Shame, mocking, spitting, reviling and contempt was heaped on Jesus, then the guilt of our sins was laid on Him, and Jesus did not pass it on. He bore it in His body on the tree. This ends here! That is how we are forgiven and find peace with God. Peter says this is the example we are to follow. We cannot make atonement for the world, but are called to follow the example of Jesus. We are never more like the Son of God than when we choose to forgive.  J I Packer quotes this poem:

Forgive our sins as we forgive,
You taught us, Lord, to pray,
but You alone can grant us grace
To live the words we say.

How can your pardon reach and bless
the unforgiving hear?
that broods on wrong, and will not let
old bitterness depart?

In blazing light Your cross reveals
the truth we dimly knew,
how small the debts men owe to us,
how great our debt to you.

Lord, cleanse the depths within our souls,
and bid resentment cease;
then, reconciled to God and man,
our lives will spread Your peace.[2]

May that be true of each and every one of us. Will you join with me in praying this prayer.

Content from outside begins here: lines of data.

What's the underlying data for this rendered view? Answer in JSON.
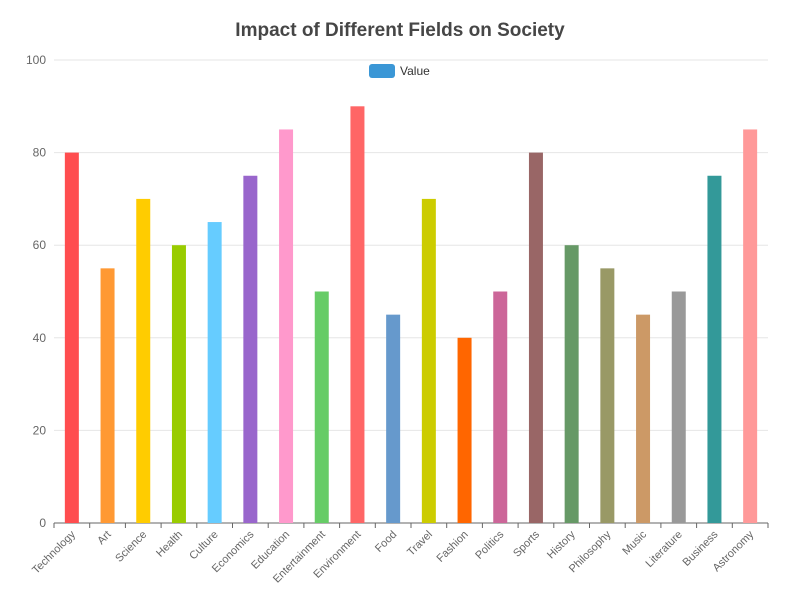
{
  "chart_data": {
    "type": "bar",
    "title": "Impact of Different Fields on Society",
    "xlabel": "",
    "ylabel": "",
    "ylim": [
      0,
      100
    ],
    "yticks": [
      0,
      20,
      40,
      60,
      80,
      100
    ],
    "grid": true,
    "legend_position": "top-center",
    "categories": [
      "Technology",
      "Art",
      "Science",
      "Health",
      "Culture",
      "Economics",
      "Education",
      "Entertainment",
      "Environment",
      "Food",
      "Travel",
      "Fashion",
      "Politics",
      "Sports",
      "History",
      "Philosophy",
      "Music",
      "Literature",
      "Business",
      "Astronomy"
    ],
    "series": [
      {
        "name": "Value",
        "legend_color": "#3b97d6",
        "values": [
          80,
          55,
          70,
          60,
          65,
          75,
          85,
          50,
          90,
          45,
          70,
          40,
          50,
          80,
          60,
          55,
          45,
          50,
          75,
          85
        ]
      }
    ],
    "bar_colors": [
      "#ff4d4f",
      "#ff9933",
      "#ffcc00",
      "#99cc00",
      "#66ccff",
      "#9966cc",
      "#ff99cc",
      "#66cc66",
      "#ff6666",
      "#6699cc",
      "#cccc00",
      "#ff6600",
      "#cc6699",
      "#996666",
      "#669966",
      "#999966",
      "#cc9966",
      "#999999",
      "#339999",
      "#ff9999"
    ]
  }
}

Our Father in heaven, we bow before You so grateful for the grace by which You have reconciled us to Yourself in and through Jesus Christ, our Savior and our Lord. We are very conscious of being Your wayward children. We are profoundly aware of that which we have thought, said and done that is displeasing and dishonoring to You. Forgive us these sins.

And Father we are profoundly aware of not only what we have done, but of what we have not done. We have come nowhere near the life that is fully devoted to loving You with all our heart, soul, mind and strength, and to love our neighbor as ourselves. We’re not even close. We are profoundly aware of our debt, and we ask that You will forgive us for our frequent failure to love others well.

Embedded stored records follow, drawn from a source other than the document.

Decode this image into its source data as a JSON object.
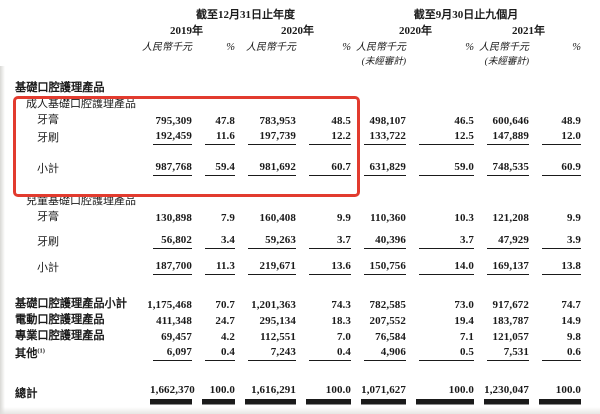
{
  "page": {
    "background": "#ffffff",
    "text_color": "#1b1b1b",
    "highlight_color": "#e23b2e",
    "rule_color": "#1a1a1a"
  },
  "header": {
    "group1": "截至12月31日止年度",
    "group2": "截至9月30日止九個月",
    "col_groups": [
      {
        "year": "2019年",
        "unit": "人民幣千元",
        "pct": "%",
        "unaudited": ""
      },
      {
        "year": "2020年",
        "unit": "人民幣千元",
        "pct": "%",
        "unaudited": ""
      },
      {
        "year": "2020年",
        "unit": "人民幣千元",
        "pct": "%",
        "unaudited": "(未經審計)"
      },
      {
        "year": "2021年",
        "unit": "人民幣千元",
        "pct": "%",
        "unaudited": "(未經審計)"
      }
    ]
  },
  "table": {
    "rows": [
      {
        "type": "section",
        "indent": 0,
        "label": "基礎口腔護理產品",
        "h": 15
      },
      {
        "type": "plain",
        "indent": 1,
        "label": "成人基礎口腔護理產品",
        "h": 15
      },
      {
        "type": "item",
        "indent": 2,
        "label": "牙膏",
        "h": 14,
        "values": [
          "795,309",
          "47.8",
          "783,953",
          "48.5",
          "498,107",
          "46.5",
          "600,646",
          "48.9"
        ]
      },
      {
        "type": "item",
        "indent": 2,
        "label": "牙刷",
        "h": 18,
        "underline": true,
        "values": [
          "192,459",
          "11.6",
          "197,739",
          "12.2",
          "133,722",
          "12.5",
          "147,889",
          "12.0"
        ]
      },
      {
        "type": "spacer",
        "h": 13
      },
      {
        "type": "item",
        "indent": 2,
        "label": "小計",
        "h": 18,
        "underline": true,
        "values": [
          "987,768",
          "59.4",
          "981,692",
          "60.7",
          "631,829",
          "59.0",
          "748,535",
          "60.9"
        ]
      },
      {
        "type": "spacer",
        "h": 16
      },
      {
        "type": "plain",
        "indent": 1,
        "label": "兒童基礎口腔護理產品",
        "h": 15
      },
      {
        "type": "item",
        "indent": 2,
        "label": "牙膏",
        "h": 15,
        "values": [
          "130,898",
          "7.9",
          "160,408",
          "9.9",
          "110,360",
          "10.3",
          "121,208",
          "9.9"
        ]
      },
      {
        "type": "spacer",
        "h": 7
      },
      {
        "type": "item",
        "indent": 2,
        "label": "牙刷",
        "h": 18,
        "underline": true,
        "values": [
          "56,802",
          "3.4",
          "59,263",
          "3.7",
          "40,396",
          "3.7",
          "47,929",
          "3.9"
        ]
      },
      {
        "type": "spacer",
        "h": 8
      },
      {
        "type": "item",
        "indent": 2,
        "label": "小計",
        "h": 18,
        "underline": true,
        "values": [
          "187,700",
          "11.3",
          "219,671",
          "13.6",
          "150,756",
          "14.0",
          "169,137",
          "13.8"
        ]
      },
      {
        "type": "spacer",
        "h": 20
      },
      {
        "type": "bold",
        "indent": 0,
        "label": "基礎口腔護理產品小計",
        "h": 16,
        "values": [
          "1,175,468",
          "70.7",
          "1,201,363",
          "74.3",
          "782,585",
          "73.0",
          "917,672",
          "74.7"
        ]
      },
      {
        "type": "bold",
        "indent": 0,
        "label": "電動口腔護理產品",
        "h": 16,
        "values": [
          "411,348",
          "24.7",
          "295,134",
          "18.3",
          "207,552",
          "19.4",
          "183,787",
          "14.9"
        ]
      },
      {
        "type": "bold",
        "indent": 0,
        "label": "專業口腔護理產品",
        "h": 16,
        "values": [
          "69,457",
          "4.2",
          "112,551",
          "7.0",
          "76,584",
          "7.1",
          "121,057",
          "9.8"
        ]
      },
      {
        "type": "bold",
        "indent": 0,
        "label": "其他",
        "sup": "(1)",
        "h": 18,
        "underline": true,
        "values": [
          "6,097",
          "0.4",
          "7,243",
          "0.4",
          "4,906",
          "0.5",
          "7,531",
          "0.6"
        ]
      },
      {
        "type": "spacer",
        "h": 18
      },
      {
        "type": "bold",
        "indent": 0,
        "label": "總計",
        "h": 22,
        "doubleline": true,
        "values": [
          "1,662,370",
          "100.0",
          "1,616,291",
          "100.0",
          "1,071,627",
          "100.0",
          "1,230,047",
          "100.0"
        ]
      }
    ]
  }
}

Father, we are sinners, but we also have been sinned against. We want to bring before You the pain of where we have been wronged, and ask that by Your grace, we will wring out that pain at the foot of the cross of Jesus.

Father, thank you, that through our Lord and Savior Jesus Christ our many sins can be forgiven. Thank you that You have promised to those who come in humble confession and ask of You, that You will put our many sins behind Your back. Bury them in the depth of the sea and remove them as far from us as the east is from the west through the blood of the Lord Jesus Christ. Let the blood of Jesus cleanse us from every sin we pray.

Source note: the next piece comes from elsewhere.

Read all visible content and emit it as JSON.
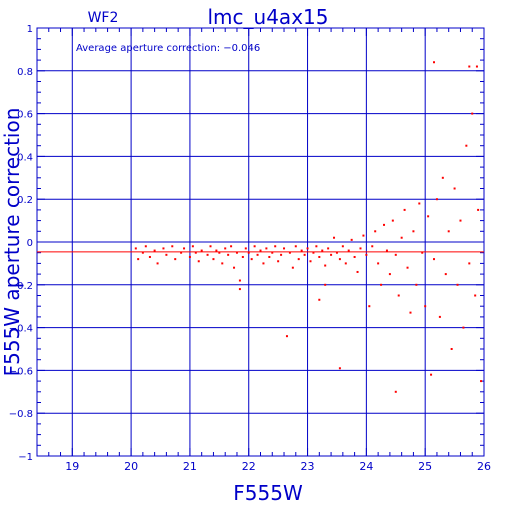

Now, Father, give us grace to forgive, as we ourselves are forgiven. Please help us this week to love other people well. Grant that we may grow in consideration, empathy, grace and forgiveness. Let the overflow of Your grace to us flow out from us into this harsh and unforgiving world, so that Your name will be honored, Your kingdom extended and Your will done. Through Jesus Christ our Lord. In whose wonderful name we pray, Amen.



[1] Robert Murray McCheyne, HYMN: “When This Passing World Is Done,” 1837.

[2] J I Packer, I Want To Be A Christian, 164.